With an abundance of "All Natural" claims on foods and beverages but no defined standard, The Food Journal has examined the impact of "All Natural" to manufacturers, government agencies, brand managers, retailers and consumers and if the future is dim for the statement.
"Natural is clearly perceived by some brand managers as being a very important claim," says Phil Lempert, editor in chief of The Food Journal. "However, consumer skepticism is growing as shoppers pay attention to the nutritional facts panel and the ingredients on the labels and often it's not so natural."
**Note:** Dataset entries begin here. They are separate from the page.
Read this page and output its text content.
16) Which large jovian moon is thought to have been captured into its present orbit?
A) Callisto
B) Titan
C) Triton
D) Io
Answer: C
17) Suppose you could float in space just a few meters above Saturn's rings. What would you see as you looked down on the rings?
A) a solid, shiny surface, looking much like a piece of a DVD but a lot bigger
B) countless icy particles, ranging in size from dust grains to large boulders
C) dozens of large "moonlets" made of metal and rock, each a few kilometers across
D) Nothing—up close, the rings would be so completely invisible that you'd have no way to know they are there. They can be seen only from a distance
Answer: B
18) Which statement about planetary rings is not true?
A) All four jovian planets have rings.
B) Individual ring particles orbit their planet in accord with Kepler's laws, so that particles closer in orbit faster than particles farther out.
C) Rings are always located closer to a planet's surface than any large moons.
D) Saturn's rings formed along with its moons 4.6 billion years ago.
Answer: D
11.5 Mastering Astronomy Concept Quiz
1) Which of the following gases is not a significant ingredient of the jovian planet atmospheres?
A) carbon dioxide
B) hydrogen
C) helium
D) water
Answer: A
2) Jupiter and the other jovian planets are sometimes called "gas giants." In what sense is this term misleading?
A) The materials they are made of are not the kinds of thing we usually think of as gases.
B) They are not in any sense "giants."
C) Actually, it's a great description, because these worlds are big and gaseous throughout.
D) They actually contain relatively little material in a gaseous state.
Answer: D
According to the FDA, "it is difficult to define a food product that is 'natural' because the food has probably been processed and is no longer the product of the earth." The FDA has yet to define the claim, but does not object to it appearing on a label if a food does not contain "added color, artificial flavors or synthetic substances."
Based on USDA filings between 2003 and 2010, the amount of new "Natural" product launches increased from 1,380 to 2,145 annually. According to Mintel, new product introductions with "Natural" claims are at 11.81 percent in 2012 compared to Organic at 6.35 percent.
While analyzing the topic from various perspectives, the May 14, 2013, issue of The Food Journal also contains commentaries from Mitsuru Shimizu, Ph.D., a post-doctoral associate at Cornell University, Cornell Food and Brand Lab and Dan Donovan, spokesperson for Giant Eagle Supermarkets.